# Protect the Harvest's Wild Spayed Filly Futurity



## kewpalace (Jul 17, 2013)

The Reno Snaffle Bit Futurity, including the Spayed Filly competition, will likely be webcasted. 

Per the schedule the Spayed Filly Futurity is Friday, 9/14/18 at 7 pm.


----------



## AnitaAnne (Oct 31, 2010)

Subbing since I can't go :frown_color:


----------



## kewpalace (Jul 17, 2013)

AnitaAnne said:


> Subbing since I can't go :frown_color:


 @AnitaAnne, I can't go either, but I will try to catch it on the webcast! I'll post the link to the webcast later.

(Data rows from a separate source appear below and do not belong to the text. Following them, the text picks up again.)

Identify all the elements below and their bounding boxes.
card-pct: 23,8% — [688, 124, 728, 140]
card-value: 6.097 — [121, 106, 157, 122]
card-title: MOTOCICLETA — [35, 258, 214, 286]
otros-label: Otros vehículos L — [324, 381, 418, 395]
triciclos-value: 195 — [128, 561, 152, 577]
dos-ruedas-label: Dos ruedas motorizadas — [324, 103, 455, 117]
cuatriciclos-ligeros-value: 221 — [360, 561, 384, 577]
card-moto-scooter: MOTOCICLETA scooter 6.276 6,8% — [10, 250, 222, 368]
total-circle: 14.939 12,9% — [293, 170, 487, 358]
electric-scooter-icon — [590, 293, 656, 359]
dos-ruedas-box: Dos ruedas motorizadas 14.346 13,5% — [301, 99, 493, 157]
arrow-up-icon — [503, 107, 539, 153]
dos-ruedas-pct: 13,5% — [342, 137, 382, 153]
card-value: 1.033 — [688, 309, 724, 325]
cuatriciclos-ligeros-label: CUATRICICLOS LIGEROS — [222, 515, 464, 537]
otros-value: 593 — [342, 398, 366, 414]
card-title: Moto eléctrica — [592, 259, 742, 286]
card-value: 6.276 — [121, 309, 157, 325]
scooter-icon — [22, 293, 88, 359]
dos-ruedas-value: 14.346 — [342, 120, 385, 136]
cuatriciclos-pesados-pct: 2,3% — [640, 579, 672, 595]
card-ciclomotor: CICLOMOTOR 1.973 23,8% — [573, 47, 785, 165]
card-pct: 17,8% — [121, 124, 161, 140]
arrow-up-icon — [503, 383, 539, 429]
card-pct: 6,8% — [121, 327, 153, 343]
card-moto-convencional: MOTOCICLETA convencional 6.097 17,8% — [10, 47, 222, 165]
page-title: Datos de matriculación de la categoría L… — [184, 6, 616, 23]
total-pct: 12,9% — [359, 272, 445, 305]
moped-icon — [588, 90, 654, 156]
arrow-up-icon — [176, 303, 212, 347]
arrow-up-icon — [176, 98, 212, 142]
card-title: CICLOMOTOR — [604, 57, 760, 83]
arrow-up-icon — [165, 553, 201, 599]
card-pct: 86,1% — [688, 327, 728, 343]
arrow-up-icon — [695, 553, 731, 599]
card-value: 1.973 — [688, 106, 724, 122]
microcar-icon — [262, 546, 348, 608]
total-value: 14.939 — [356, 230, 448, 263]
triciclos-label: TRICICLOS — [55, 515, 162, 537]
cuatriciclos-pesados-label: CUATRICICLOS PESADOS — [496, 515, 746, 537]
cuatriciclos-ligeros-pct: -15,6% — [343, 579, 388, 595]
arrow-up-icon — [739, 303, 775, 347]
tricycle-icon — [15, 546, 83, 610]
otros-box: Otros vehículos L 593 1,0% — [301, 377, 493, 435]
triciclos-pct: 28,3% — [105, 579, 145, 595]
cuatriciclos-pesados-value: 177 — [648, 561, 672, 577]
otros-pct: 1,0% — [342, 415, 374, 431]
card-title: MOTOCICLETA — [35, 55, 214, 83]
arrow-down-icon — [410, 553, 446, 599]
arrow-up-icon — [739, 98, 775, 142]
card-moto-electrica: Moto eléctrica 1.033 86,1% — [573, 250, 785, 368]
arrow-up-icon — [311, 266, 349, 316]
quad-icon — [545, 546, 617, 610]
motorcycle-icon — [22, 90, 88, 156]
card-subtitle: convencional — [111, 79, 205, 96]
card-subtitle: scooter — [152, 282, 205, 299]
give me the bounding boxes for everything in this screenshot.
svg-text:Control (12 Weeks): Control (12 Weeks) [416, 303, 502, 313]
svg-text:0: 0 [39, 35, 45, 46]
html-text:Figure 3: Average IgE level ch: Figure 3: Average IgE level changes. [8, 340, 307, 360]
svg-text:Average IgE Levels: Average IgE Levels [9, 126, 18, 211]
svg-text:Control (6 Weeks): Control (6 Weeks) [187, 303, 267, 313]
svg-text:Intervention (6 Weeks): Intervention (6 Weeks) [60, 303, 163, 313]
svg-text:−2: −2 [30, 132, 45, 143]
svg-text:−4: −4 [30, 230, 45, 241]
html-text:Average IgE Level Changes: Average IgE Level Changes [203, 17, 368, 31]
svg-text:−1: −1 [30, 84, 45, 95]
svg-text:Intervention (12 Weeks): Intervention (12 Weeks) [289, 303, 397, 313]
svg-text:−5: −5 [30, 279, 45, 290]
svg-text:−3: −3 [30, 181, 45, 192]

For all those interested, too, Episode Two of the Protect the Harvest's Wild Spayed Filly Futurity coverage is being shown tonight at 7 PST on RFDTV. No doubt it will be on YouTube later (hopefully soon), for those who don't have RFDTV.

Here's who's in Episode 2:

Three Fingers Holly – Lance Johnston
South Steens Sly Charlotte – Don Clark
South Steens Gypsy – Miriam Altman
South Steens Roany Wrinkles – Whitney Campbell
South Steens Painted Pawnee – Taylor Gordon
Three Fingers Fox In The Rocks – Bobbi O’Brien-Hall


FYI, Episode 1 included:

Three Fingers Blonde – Bias Barn, Roger Bias and Rebecca Sternadel
South Steens in Stilettos – Justin Wright Performance Horses, Jared Jones, Russell Probert, Daniel Sanchez and Justin Wright
Beatty’s Butte Betty B – Ferris Performance Horses, Kirk Ferris
Keli’s Gotta Gun – Jones Performance Horses, Justin Jones
South Steens Sweet Raven – Jones Performance Horses, Jill Pierre
Three Fingers Theresa – Wyatt Fisher


----------